4. Dylan Crews, LSU, OF (4.6 bcWAR) 

Many were shocked that Dylan Crews even made it to Baton Rouge, but boy are Tiger fans glad that he did. Crews is a stud. After a 1.116 OPS freshman year, Crews found a way to improve in 2022. His .349/.463/.691 slash line earned him Co-Sec Player of the Year honors. Crews ran a .374 batting average on balls in play least season, which some may view as a sign of future regression. However, given his mature ability to spray line drives to all fields, he should have no issue maintaining high success rates on batted balls. 

Crews hits the ball hard. His 66% Hard Hit rate ranked him among the elite bats across the country. Entering his likely-final season in Baton Rouge, Crews is on the shortlist for the prestigious Golden Spikes Award. Moreover, when the 2023 MLB Draft comes around, there won’t be many hitters (if any at all) who hear their name called before Crews. He projects to have a long and fruitful career in this game.

3. Wyatt Langford, Florida, OF/C (4.7 bcWAR)

Wyatt Langford is a jack of all trades. How many players do you see labeled as an outfielder and a catcher? Most of the Florida MLB Draft attention this past year revolved around outfielders Jud Fabian and Sterlin Thompson. Thompson was snatched up by the Colorado Rockies with the 31st pick, while Fabian fell to the Baltimore Orioles’ pick at #67. What if I told you that a different Gator outfielder paced the team in batting average, on-base percentage, and slugging percentage? 
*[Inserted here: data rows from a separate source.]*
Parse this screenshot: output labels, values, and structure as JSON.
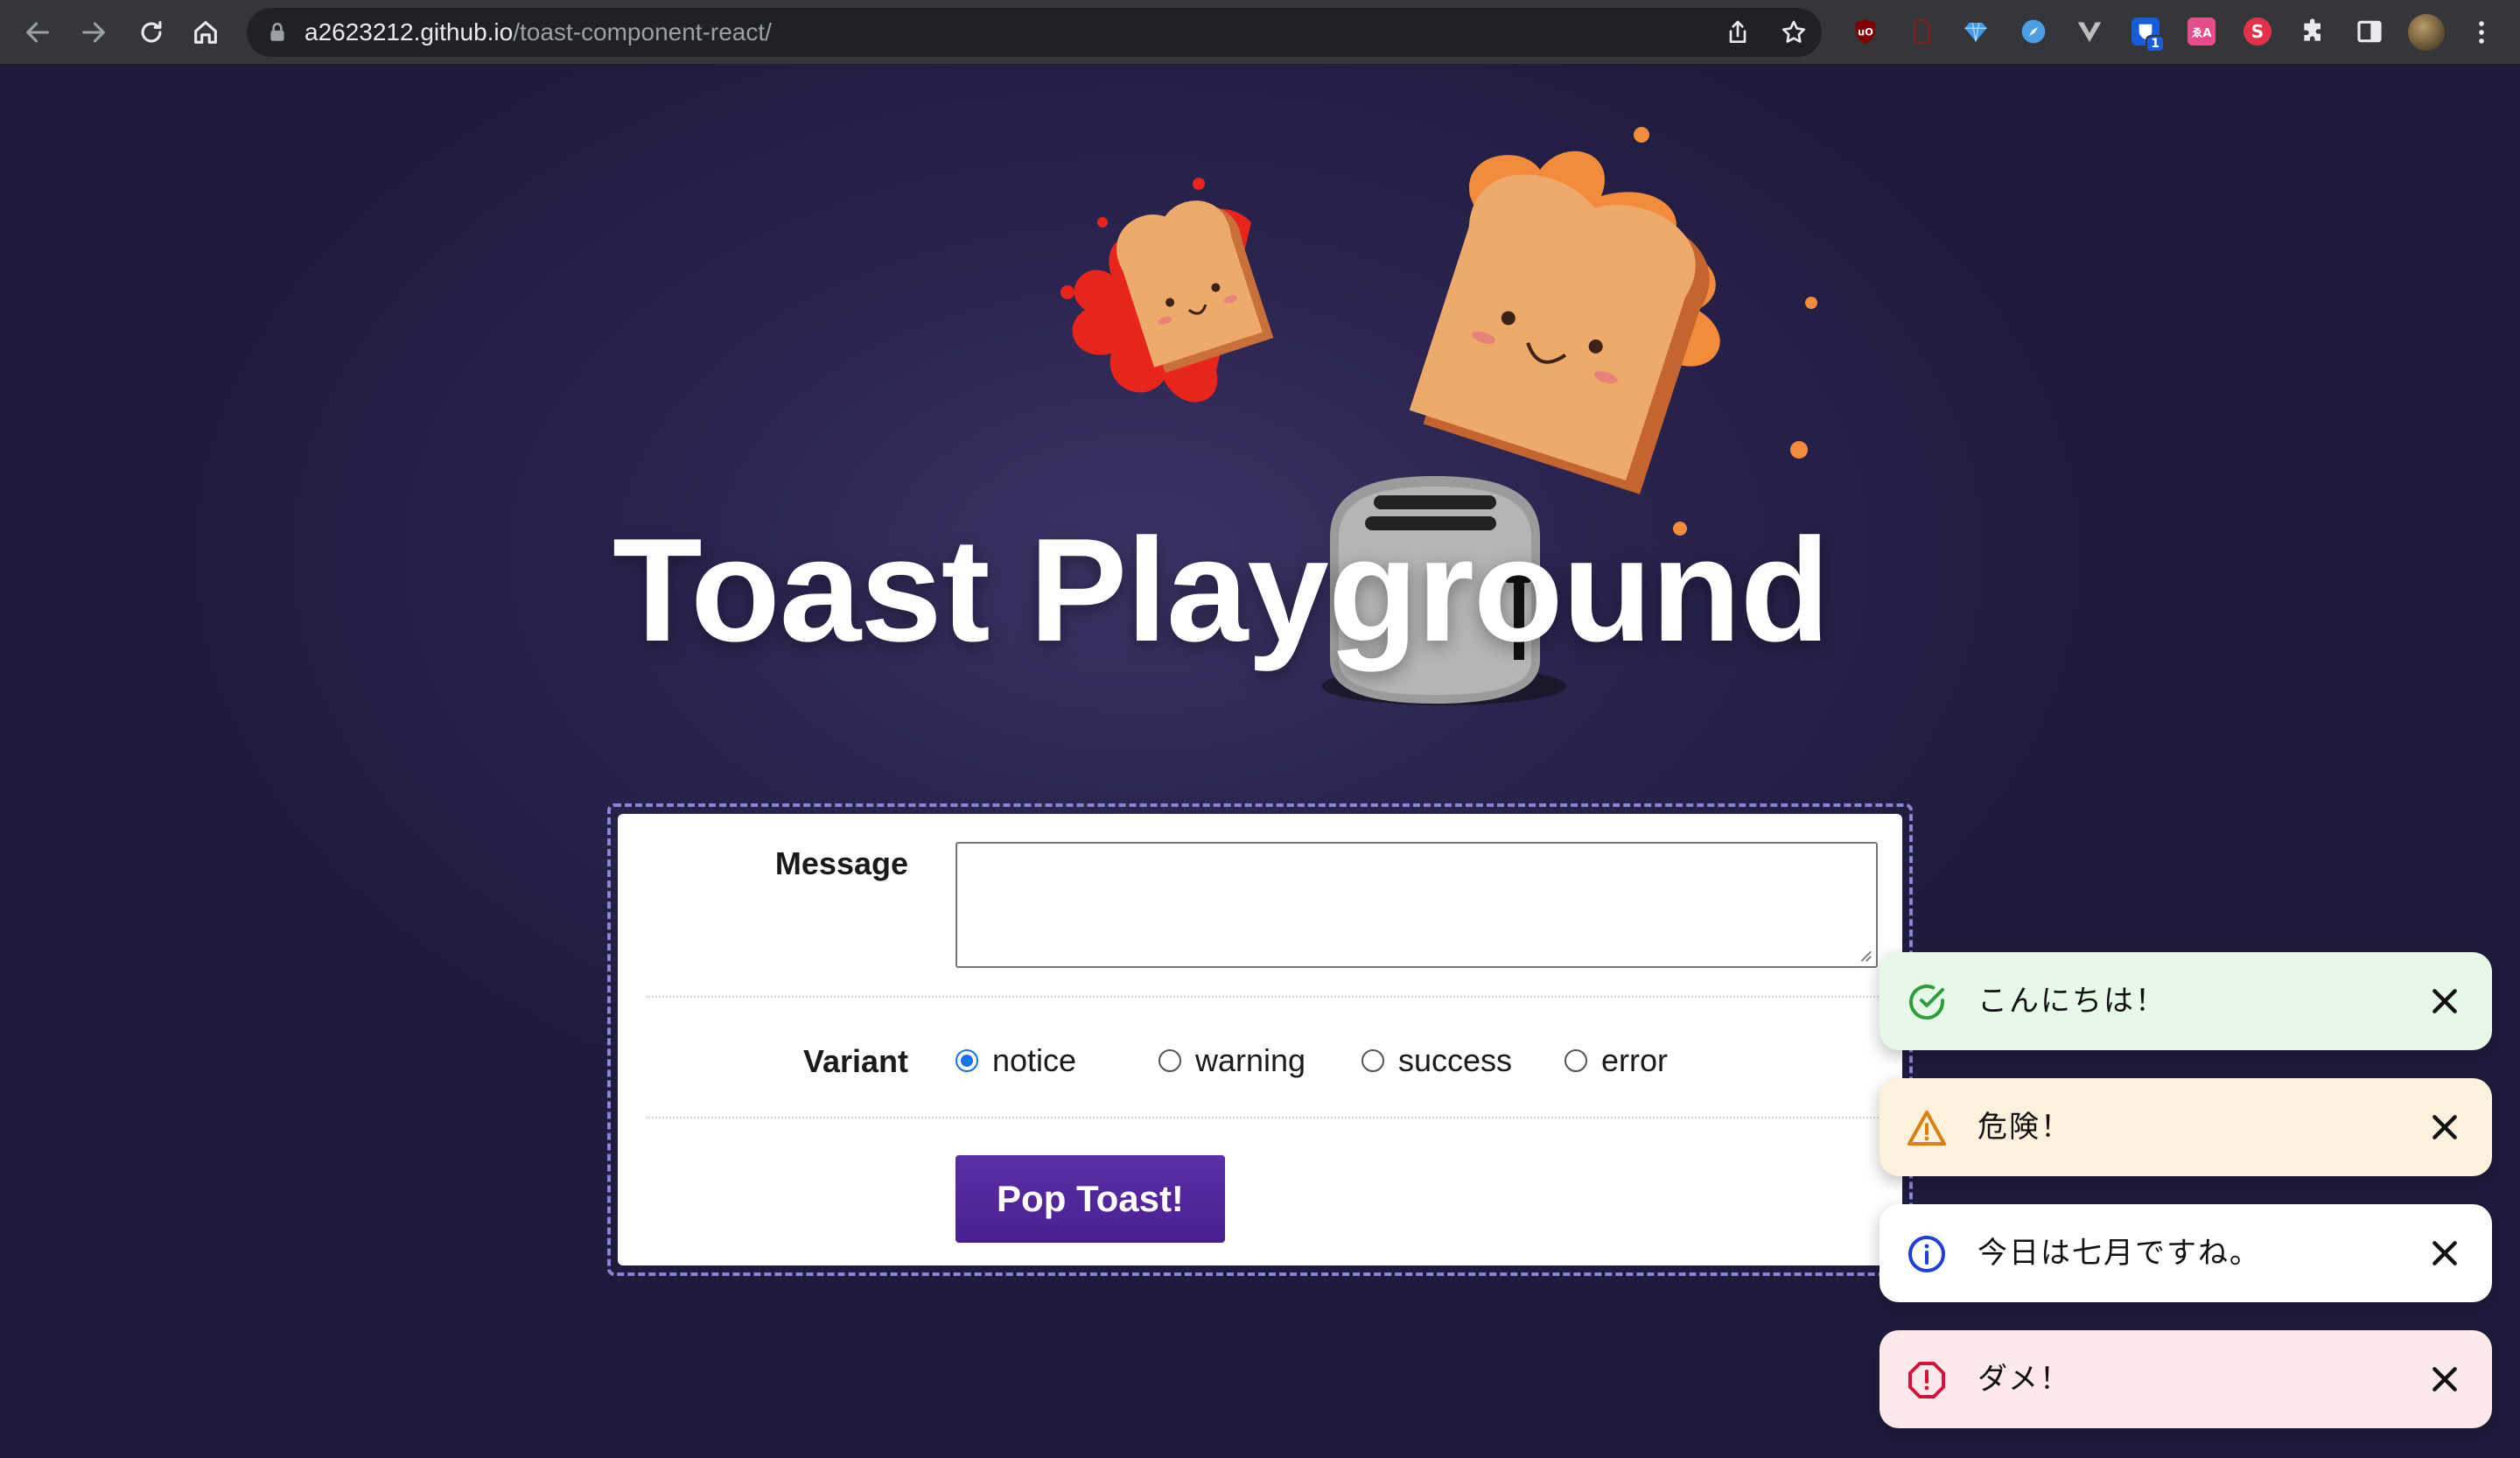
{
  "browser": {
    "url_host": "a2623212.github.io",
    "url_path": "/toast-component-react/",
    "nav_icons": [
      "back-icon",
      "forward-icon",
      "reload-icon",
      "home-icon"
    ],
    "extensions": [
      {
        "name": "ublock-origin-icon",
        "text": "uO",
        "color": "#a10000"
      },
      {
        "name": "pdf-extension-icon",
        "text": "",
        "color": "#6b1f1f"
      },
      {
        "name": "diamond-extension-icon",
        "text": "",
        "color": "#3d9cf0"
      },
      {
        "name": "compass-extension-icon",
        "text": "",
        "color": "#4a9ee6"
      },
      {
        "name": "vue-devtools-icon",
        "text": "",
        "color": "#bdbdbd"
      },
      {
        "name": "bitwarden-icon",
        "text": "1",
        "color": "#175ddc"
      },
      {
        "name": "translate-extension-icon",
        "text": "ゑA",
        "color": "#e84b8a"
      },
      {
        "name": "s-extension-icon",
        "text": "S",
        "color": "#e5304a"
      },
      {
        "name": "extensions-puzzle-icon",
        "text": "",
        "color": "#e8eaed"
      },
      {
        "name": "side-panel-icon",
        "text": "",
        "color": "#e8eaed"
      }
    ]
  },
  "page": {
    "title": "Toast Playground"
  },
  "form": {
    "message_label": "Message",
    "message_value": "",
    "variant_label": "Variant",
    "variants": [
      {
        "label": "notice",
        "checked": true
      },
      {
        "label": "warning",
        "checked": false
      },
      {
        "label": "success",
        "checked": false
      },
      {
        "label": "error",
        "checked": false
      }
    ],
    "submit_label": "Pop Toast!"
  },
  "toasts": [
    {
      "variant": "success",
      "icon": "check-circle-icon",
      "text": "こんにちは！",
      "bg": "#e6f9e8",
      "accent": "#2e9e3a"
    },
    {
      "variant": "warning",
      "icon": "warning-triangle-icon",
      "text": "危険！",
      "bg": "#fdf1dc",
      "accent": "#d9820f"
    },
    {
      "variant": "notice",
      "icon": "info-circle-icon",
      "text": "今日は七月ですね。",
      "bg": "#ffffff",
      "accent": "#1f3fd6"
    },
    {
      "variant": "error",
      "icon": "alert-octagon-icon",
      "text": "ダメ！",
      "bg": "#fde8ea",
      "accent": "#d3123a"
    }
  ]
}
That outfielder goes by the name of Wyatt Langford. After a rather non-existent freshman season, Langford burst onto the scene last year in a huge way. Langford posted an absurd 70% Hard Hit rate, which beats Crews by 4%. Hitting the ball hard certainly helped Langford lead the SEC in homers with a whopping 26. Langford has played himself into conversations regarding the first overall pick in the 2023 draft. One quick glance at his statistical profile and it’s easy to see why. 

2. Trey Lipscomb, Tennessee, INF (4.8 bcWAR) 

The Tennessee Volunteers were historically good last year. The Vols went 57-9 last season. No other SEC team lost fewer than 20 games. They may not have raised the trophy in Omaha, but they were certainly the most dominant team in the country for most of the season. While it was a true team effort, Lipscomb was their most productive offensive player. The third baseman posted a .355/.428/.717 slash line, while leading the dynamic Vols in homers.  

The senior leader was scooped up in the third round of the draft by the Washington Nationals. Lipscomb’s statistical portfolio was more than enough to warrant high interest from MLB clubs, but there was more to the picture than that. A winning culture is brewing in Knoxville that was a rather unfamiliar sight. The Vols had experienced a dry spell over the past two decades that had seen little success within the SEC. Turning the program around was not the result of one man’s work, but Lipscomb surely played a role in establishing a winning culture. 

1. Sonny DiChiara, Auburn, INF (5.4 bcWAR) 

Every conversation about offensive production in the SEC must start and finish with Sonny DiChiara. After three strong seasons at Samford University, DiChiara transferred to Auburn for his senior year. His numbers were simply off the charts. Who led the SEC in batting average last season? Sonny DiChiara. On-Base Percentage? Sonny DiChiara. Slugging Percentage? You guessed it. Sonny DiChiara. The righty slugger put together one of the most impressive offensive seasons in SEC history, splitting Co-SEC Player of the Year honors with Crews.  

Despite the overarching narrative that DiChiara likely projects as a designated hitter at the next level, the Angels selected him in the 5th round of the 2022 Draft. Even if his defensive value is minimal, his offensive upside is through the roof. DiChiara also led the SEC in walks. His discipline at the plate is well beyond that of a college-level hitter. Teams were cautious to pitch to him, which certainly makes sense. DiChiara played like a man amongst boys last season, and his offensive upside at the next level is sky high.